USA: Fired Andersen Partner Refuses to Testify on Enron
A fired partner of auditor Andersen on Thursday refused to testify to Congress on the destruction of evidence in the collapse of energy giant Enron, prompting lawmakers to say he was frustrating their probe.
Invoking his constitutional right against self-incrimination, a stony-faced David Duncan was quickly dismissed from the hearing on who was to blame for Enron Corp's demise, which has impoverished retirees, destroyed thousands of jobs and wiped out billions of dollars in shareholder capital.
"Enron robbed the bank, Arthur Andersen provided the getaway car and they say you were at the wheel," Rep. Jim Greenwood, chairman of the House Energy and Commerce subcommittee on oversight and investigations.
Andersen fired Duncan earlier this month for what it said was his role in destroying documents related to the Enron audit.
Duncan has said previously, through his lawyer, that he was following instructions from Andersen in-house lawyer Nancy Temple and is cooperating with government investigators into the collapse of Enron.
At a simultaneous committee hearing in the Senate, Sen. Joseph Lieberman said he would further investigate Enron's links to the Bush administration, saying the company had been exposed as a "house of cards built on outrageous greed and deceit".
Greenwood, speaking at one of two congressional hearings on Enron on Thursday, lashed out at Duncan for his refusal.
"While Mr. Duncan has complied with the subpoena requiring his appearance today, by invoking his Fifth Amendment rights .. he will hamper the important work of this committee in our search for the truth about what transpired at Andersen during the critical period we are examining," he said.
Andersen Blames Duncan
In prepared testimony for the panel, Andersen squarely laid the blame on the Houston-based Duncan.
The firm accused him of purposefully directing destruction of "a very substantial volume of documents."
But Florida Republican Rep. Cliff Stearns said Duncan may have been following orders, from higher up in Andersen, coded as reminders of document retention policies.
"Is Mr. Duncan being made a scapegoat?" Stearns wondered aloud in opening remarks.
The hearings are the first of nine scheduled over the next six weeks into Enron's spectacular decline -- in a matter of weeks -- from an energy trading colossus to the biggest U.S. bankruptcy filing in history amid questions about the company's accounting practices.
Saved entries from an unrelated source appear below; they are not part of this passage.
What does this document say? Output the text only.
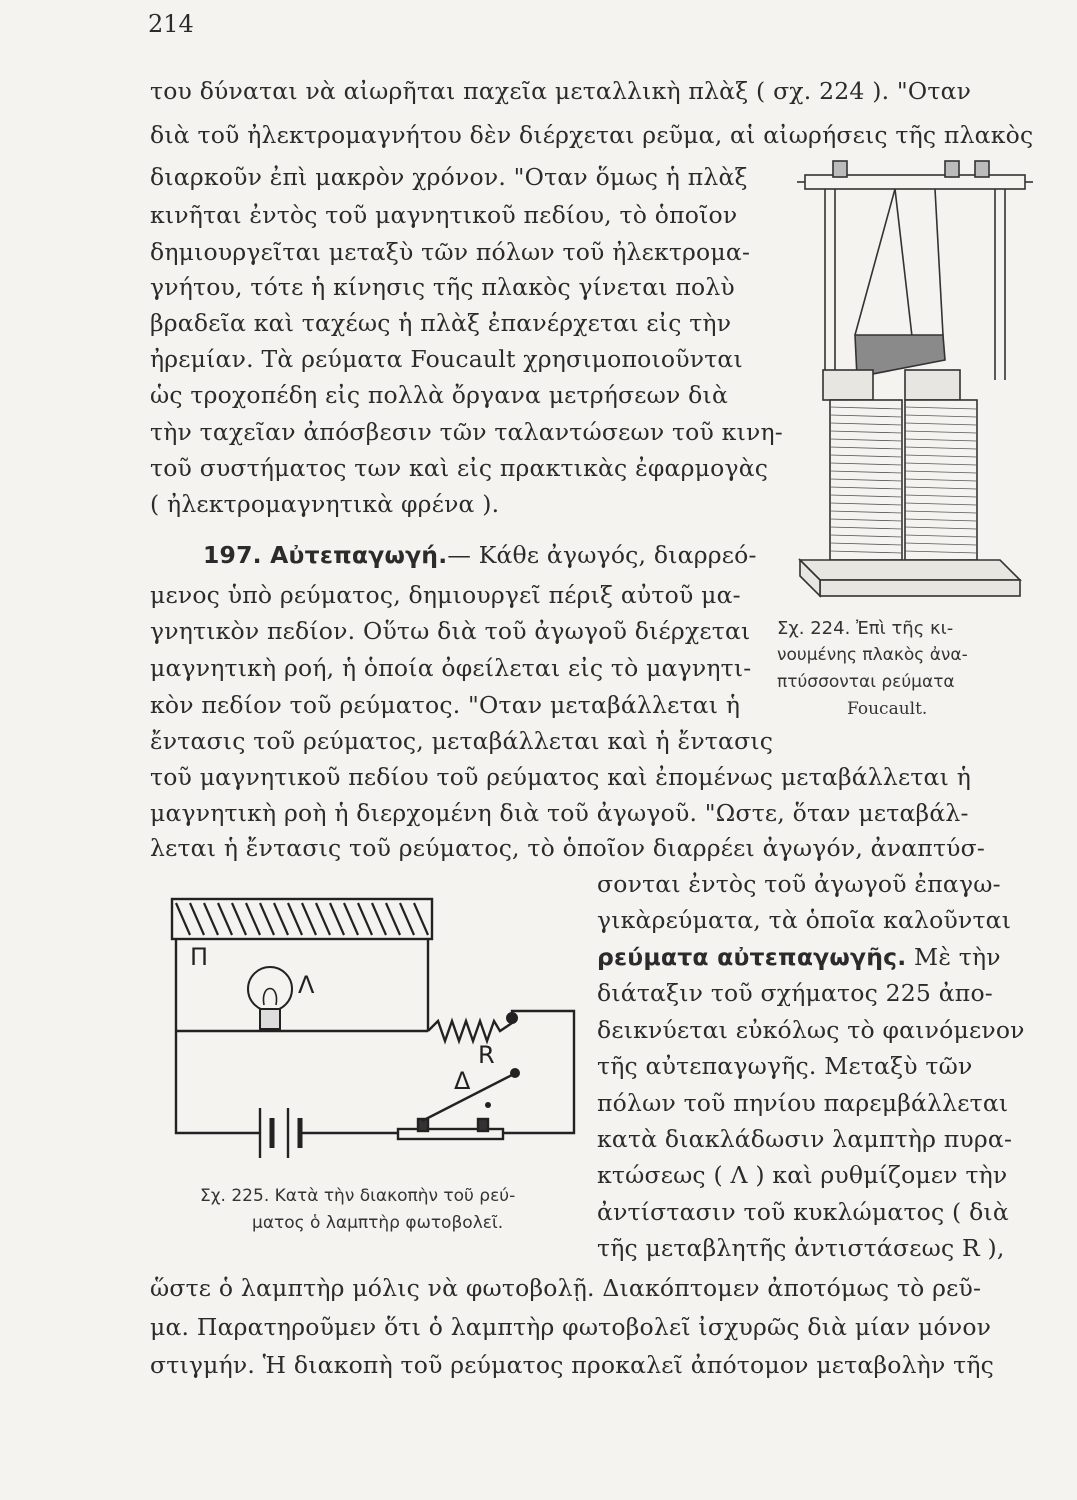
214
του δύναται νὰ αἰωρῆται παχεῖα μεταλλικὴ πλὰξ ( σχ. 224 ). "Οταν
διὰ τοῦ ἠλεκτρομαγνήτου δὲν διέρχεται ρεῦμα, αἱ αἰωρήσεις τῆς πλακὸς
διαρκοῦν ἐπὶ μακρὸν χρόνον. "Οταν ὅμως ἡ πλὰξ
κινῆται ἐντὸς τοῦ μαγνητικοῦ πεδίου, τὸ ὁποῖον
δημιουργεῖται μεταξὺ τῶν πόλων τοῦ ἠλεκτρομα-
γνήτου, τότε ἡ κίνησις τῆς πλακὸς γίνεται πολὺ
βραδεῖα καὶ ταχέως ἡ πλὰξ ἐπανέρχεται εἰς τὴν
ἠρεμίαν. Τὰ ρεύματα Foucault χρησιμοποιοῦνται
ὡς τροχοπέδη εἰς πολλὰ ὄργανα μετρήσεων διὰ
τὴν ταχεῖαν ἀπόσβεσιν τῶν ταλαντώσεων τοῦ κινη-
τοῦ συστήματος των καὶ εἰς πρακτικὰς ἐφαρμογὰς
( ἠλεκτρομαγνητικὰ φρένα ).
197. Αὐτεπαγωγή.— Κάθε ἀγωγός, διαρρεό-
μενος ὑπὸ ρεύματος, δημιουργεῖ πέριξ αὐτοῦ μα-
γνητικὸν πεδίον. Οὕτω διὰ τοῦ ἀγωγοῦ διέρχεται
μαγνητικὴ ροή, ἡ ὁποία ὀφείλεται εἰς τὸ μαγνητι-
κὸν πεδίον τοῦ ρεύματος. "Οταν μεταβάλλεται ἡ
ἔντασις τοῦ ρεύματος, μεταβάλλεται καὶ ἡ ἔντασις
τοῦ μαγνητικοῦ πεδίου τοῦ ρεύματος καὶ ἐπομένως μεταβάλλεται ἡ
μαγνητικὴ ροὴ ἡ διερχομένη διὰ τοῦ ἀγωγοῦ. "Ωστε, ὅταν μεταβάλ-
λεται ἡ ἔντασις τοῦ ρεύματος, τὸ ὁποῖον διαρρέει ἀγωγόν, ἀναπτύσ-
σονται ἐντὸς τοῦ ἀγωγοῦ ἐπαγω-
γικὰρεύματα, τὰ ὁποῖα καλοῦνται
ρεύματα αὐτεπαγωγῆς. Μὲ τὴν
διάταξιν τοῦ σχήματος 225 ἀπο-
δεικνύεται εὐκόλως τὸ φαινόμενον
τῆς αὐτεπαγωγῆς. Μεταξὺ τῶν
πόλων τοῦ πηνίου παρεμβάλλεται
κατὰ διακλάδωσιν λαμπτὴρ πυρα-
κτώσεως ( Λ ) καὶ ρυθμίζομεν τὴν
ἀντίστασιν τοῦ κυκλώματος ( διὰ
τῆς μεταβλητῆς ἀντιστάσεως R ),
ὥστε ὁ λαμπτὴρ μόλις νὰ φωτοβολῇ. Διακόπτομεν ἀποτόμως τὸ ρεῦ-
μα. Παρατηροῦμεν ὅτι ὁ λαμπτὴρ φωτοβολεῖ ἰσχυρῶς διὰ μίαν μόνον
στιγμήν. Ἡ διακοπὴ τοῦ ρεύματος προκαλεῖ ἀπότομον μεταβολὴν τῆς
Σχ. 224. Ἐπὶ τῆς κι-
νουμένης πλακὸς ἀνα-
πτύσσονται ρεύματα
Foucault.
Π
Λ
R
Δ
Σχ. 225. Κατὰ τὴν διακοπὴν τοῦ ρεύ-
ματος ὁ λαμπτὴρ φωτοβολεῖ.
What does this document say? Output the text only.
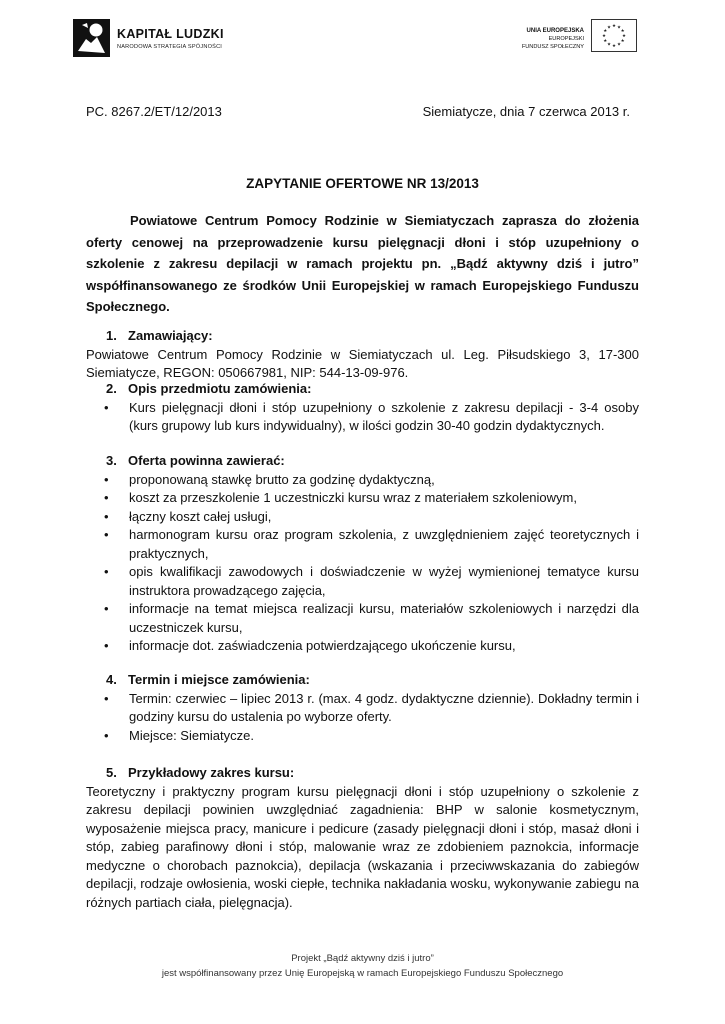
KAPITAŁ LUDZKI
NARODOWA STRATEGIA SPÓJNOŚCI
UNIA EUROPEJSKA
EUROPEJSKI
FUNDUSZ SPOŁECZNY
★ ★
★
★
★
★
★
★
★
★
★
★
PC. 8267.2/ET/12/2013	Siemiatycze, dnia 7 czerwca 2013 r.
ZAPYTANIE OFERTOWE NR 13/2013

Powiatowe Centrum Pomocy Rodzinie w Siemiatyczach zaprasza do złożenia oferty cenowej na przeprowadzenie kursu pielęgnacji dłoni i stóp uzupełniony o szkolenie z zakresu depilacji w ramach projektu pn. „Bądź aktywny dziś i jutro” współfinansowanego ze środków Unii Europejskiej w ramach Europejskiego Funduszu Społecznego.

1. Zamawiający:

Powiatowe Centrum Pomocy Rodzinie w Siemiatyczach ul. Leg. Piłsudskiego 3, 17-300 Siemiatycze, REGON: 050667981, NIP: 544-13-09-976.

2. Opis przedmiotu zamówienia:

• Kurs pielęgnacji dłoni i stóp uzupełniony o szkolenie z zakresu depilacji - 3-4 osoby (kurs grupowy lub kurs indywidualny), w ilości godzin 30-40 godzin dydaktycznych.

3. Oferta powinna zawierać:

• proponowaną stawkę brutto za godzinę dydaktyczną,
• koszt za przeszkolenie 1 uczestniczki kursu wraz z materiałem szkoleniowym,
• łączny koszt całej usługi,
• harmonogram kursu oraz program szkolenia, z uwzględnieniem zajęć teoretycznych i praktycznych,
• opis kwalifikacji zawodowych i doświadczenie w wyżej wymienionej tematyce kursu instruktora prowadzącego zajęcia,
• informacje na temat miejsca realizacji kursu, materiałów szkoleniowych i narzędzi dla uczestniczek kursu,
• informacje dot. zaświadczenia potwierdzającego ukończenie kursu,

4. Termin i miejsce zamówienia:

• Termin: czerwiec – lipiec 2013 r. (max. 4 godz. dydaktyczne dziennie). Dokładny termin i godziny kursu do ustalenia po wyborze oferty.
• Miejsce: Siemiatycze.

5. Przykładowy zakres kursu:

Teoretyczny i praktyczny program kursu pielęgnacji dłoni i stóp uzupełniony o szkolenie z zakresu depilacji powinien uwzględniać zagadnienia: BHP w salonie kosmetycznym, wyposażenie miejsca pracy, manicure i pedicure (zasady pielęgnacji dłoni i stóp, masaż dłoni i stóp, zabieg parafinowy dłoni i stóp, malowanie wraz ze zdobieniem paznokcia, informacje medyczne o chorobach paznokcia), depilacja (wskazania i przeciwwskazania do zabiegów depilacji, rodzaje owłosienia, woski ciepłe, technika nakładania wosku, wykonywanie zabiegu na różnych partiach ciała, pielęgnacja).

Projekt „Bądź aktywny dziś i jutro”
jest współfinansowany przez Unię Europejską w ramach Europejskiego Funduszu Społecznego
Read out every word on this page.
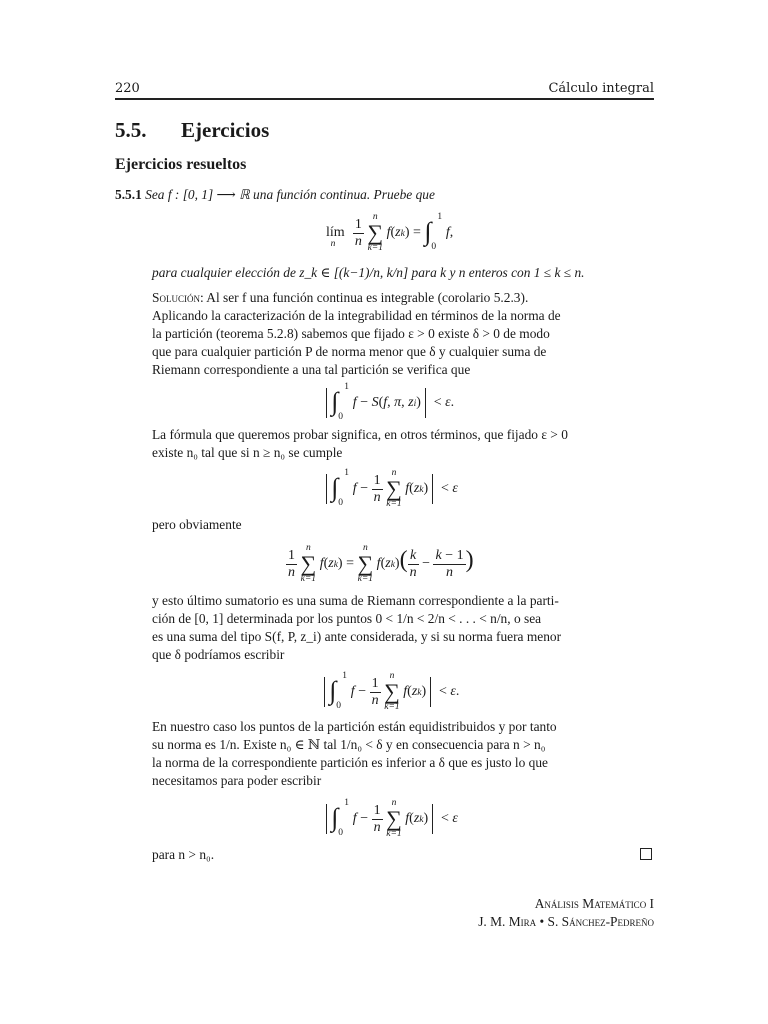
220	Cálculo integral
5.5. Ejercicios
Ejercicios resueltos
5.5.1 Sea f : [0, 1] ⟶ ℝ una función continua. Pruebe que
lím$_n$ $\frac{1}{n}$
n
∑
k=1
f(zk) = ∫ 1
0
f,
para cualquier elección de z_k ∈ [(k−1)/n, k/n] para k y n enteros con 1 ≤ k ≤ n.
Solución: Al ser f una función continua es integrable (corolario 5.2.3).
Aplicando la caracterización de la integrabilidad en términos de la norma de
la partición (teorema 5.2.8) sabemos que fijado ε > 0 existe δ > 0 de modo
que para cualquier partición P de norma menor que δ y cualquier suma de
Riemann correspondiente a una tal partición se verifica que
∫ 1
0
f − S(f, π, zi) < ε.
La fórmula que queremos probar significa, en otros términos, que fijado ε > 0
existe n₀ tal que si n ≥ n₀ se cumple
∫ 1
0
$f - \frac{1}{n}$
n
∑
k=1
f(zk) < ε
pero obviamente
$\frac{1}{n}$
n
∑
k=1
f(zk) =
n
∑
k=1
$f(zk)( \frac{k}{n} - \frac{k - 1}{n}$ )
y esto último sumatorio es una suma de Riemann correspondiente a la parti-
ción de [0, 1] determinada por los puntos 0 < 1/n < 2/n < . . . < n/n, o sea
es una suma del tipo S(f, P, z_i) ante considerada, y si su norma fuera menor
que δ podríamos escribir
∫ 1
0
$f - \frac{1}{n}$
n
∑
k=1
f(zk) < ε.
En nuestro caso los puntos de la partición están equidistribuidos y por tanto
su norma es 1/n. Existe n₀ ∈ ℕ tal 1/n₀ < δ y en consecuencia para n > n₀
la norma de la correspondiente partición es inferior a δ que es justo lo que
necesitamos para poder escribir
∫ 1
0
$f - \frac{1}{n}$
n
∑
k=1
f(zk) < ε
para n > n₀.
Análisis Matemático I
J. M. Mira • S. Sánchez-Pedreño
Enron Chairman and Chief Executive Officer Ken Lay resigned late on Wednesday, saying he reached his decision in cooperation with the company's board and creditors committee.
On the other side of Capitol Hill, the U.S. Senate Governmental Affairs Committee was hearing from high-ranking former Securities and Exchange Commission officials and academic experts on whether Enron's troubles should have been spotted earlier and how to strengthen current safeguards.
At the Senate hearing Lieberman, a Connecticut Democrat, said his panel would ask the White House and federal agencies for further details on what they knew and did in the years leading up to Enron's collapse.
Enron was the largest contributor to President Bush's election campaign, and Democrats charge that it tried to influence the administration's energy policy before the company's collapse.
Lieberman said his committee will report its findings to the public in hearings to be conducted later this year. He hoped they would recommend changes in law and regulation to "strengthen the watchdogs in and out of the federal government so that nothing like the Enron scandal ever happens again."